The child poverty legislation introduced by Jacinda Ardern yesterday is long on intention and very short on substance:
The Government’s proposed child poverty legislation is predictably full of positive intentions but contains no substance to address the drivers of deprivation, National Party leader Bill English says.
“The Prime Minister has announced plans to introduce legislation that requires Ministers to report publicly on the number of children in poverty, to set targets, and to develop a strategy.
“National shares the Government’s goal of reducing child poverty. But you don’t need new legislation for any of this. In fact, the public service is already reporting publicly on the exact measures the Government is proposing.
“Thanks to National’s economic stewardship, the Government has had the luxury of being able to allocate surplus cash to lift family incomes, picking up National’s Family Incomes package, with some additions.
“But what is much harder is changing the lives of our most vulnerable families trapped in deprivation by long term benefit dependence, low educational achievement and recidivist crime. Poverty isn’t just about lifting incomes.
The causes of poverty are complex and solving the problem takes a lot more than giving families more money.
Inexplicably, the Government last week announced it will abolish the Better Public Services targets we designed to tackle these issues, seemingly for no other reason than they were National’s initiatives.
“The targets we designed focused the public service on reducing benefit dependence, increasing educational achievement and reducing crime, to name just a few.
These measures addressed the causes rather than just treating symptoms.
“During our tenure we found the ability to eyeball the specific Minister or public servant responsible for delivering a particular target drove significant change. I’m enormously proud to say we reduced the number of children living in material hardship by 85,000 over the last five years by taking that approach.
“By getting rid of these targets, the Government has thrown away the very tools to attack these drivers of poverty.
“But the Government’s new proposals are so high level and general that they refer to no one in particular, and no one will be held responsible for any lack of progress.
“A plan that will really, truly tackle child poverty must address the drivers of social dysfunction and hold the public service accountable, not just rely on the Government’s good intentions.
“The National Party is committed to reducing child poverty, achieving tangible results and promoting evidence-based policies that actually work. . .
The Taxpayers’ Union says the Bill will deliver socialism rather than better lives for children:
Taxpayers’ Union Executive Director Jordan Williams says, “Tying poverty measures to the median income is simply a target for socialism. It means that as long everyone is equally poor, Labour will have met their goal.” . . .
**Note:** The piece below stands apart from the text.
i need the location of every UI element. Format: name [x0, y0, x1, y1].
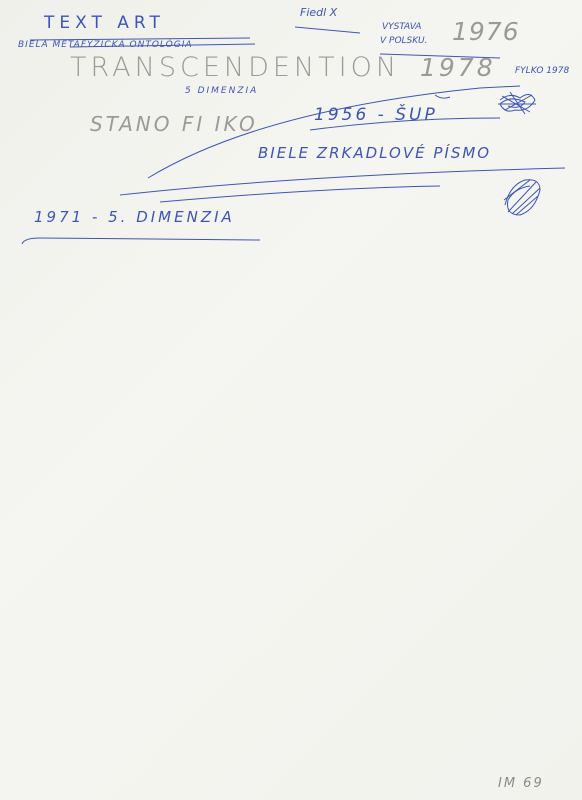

“The saddest thing about these proposals is they suggest Labour’s claimed concern for kids in hardship was fake all along. This is leftist ideology with no mention of economic growth, getting people of welfare, productivity, employment, and entrepreneurship.”
David Farrar pointed out that when she was in opposition Jacinda Ardern had two members bills, neither of which got anywhere for very good reason:
. . .Her first bill on adoption was a press release pretending to be a bill. It merely instructed the Law Commission to go write the real bill and have the Government introduce it. The bill was so bad even the Greens voted against it. It actually undermined the real work done cross party by Kevin Hague and Nikki Kaye who met with all the stakeholders, with law professors, adoption groups and wrote a detailed law reform bill.
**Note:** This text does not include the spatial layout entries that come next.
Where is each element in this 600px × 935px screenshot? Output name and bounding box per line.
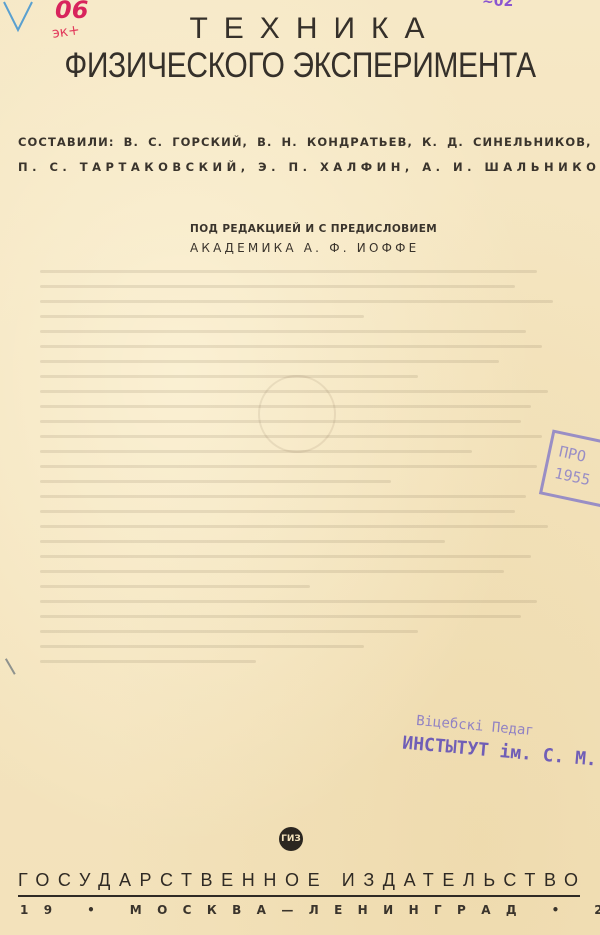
publisher-name: ГОСУДАРСТВЕННОЕ ИЗДАТЕЛЬСТВО [18, 870, 583, 891]
divider-rule [18, 895, 580, 897]
editor-line-2: АКАДЕМИКА А. Ф. ИОФФЕ [190, 239, 437, 258]
violet-pen-mark: ~02 [482, 0, 513, 10]
title-line-2: ФИЗИЧЕСКОГО ЭКСПЕРИМЕНТА [42, 46, 558, 86]
editor-line-1: ПОД РЕДАКЦИЕЙ И С ПРЕДИСЛОВИЕМ [190, 220, 437, 239]
publisher-imprint: 19 • МОСКВА—ЛЕНИНГРАД • 29 [20, 903, 585, 917]
editor-block: ПОД РЕДАКЦИЕЙ И С ПРЕДИСЛОВИЕМ АКАДЕМИКА… [190, 220, 437, 258]
publisher-logo-icon: ГИЗ [279, 827, 303, 851]
institute-stamp-line-2: ИНСТЫТУТ iм. С. М. К [401, 733, 600, 773]
bleed-through-text [40, 270, 580, 710]
authors-line-2: П. С. ТАРТАКОВСКИЙ, Э. П. ХАЛФИН, А. И. … [18, 155, 588, 180]
authors-block: СОСТАВИЛИ: В. С. ГОРСКИЙ, В. Н. КОНДРАТЬ… [18, 130, 588, 180]
pencil-mark [0, 658, 16, 680]
authors-line-1: СОСТАВИЛИ: В. С. ГОРСКИЙ, В. Н. КОНДРАТЬ… [18, 130, 588, 155]
title-line-1: ТЕХНИКА [0, 12, 600, 46]
faint-seal-bleed [258, 375, 336, 453]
Her latest bill is much the same. It is labelled the Child Poverty Reduction and Eradication Bill. It basically sets up a a Child Poverty Reduction Board! That’s it. It’s a sound bite not a serious law.
In no way do I think Jacinda doesn’t care about gay adoption and child poverty. She does. But the consistent pattern in her career has been that she prioritises empathy over effectiveness. . .
With all the resources available now she’s Prime Minister, she ought to have done much better with the child poverty bill.
Instead it looks like she is continuing to prioritise empathy over effectiveness in government.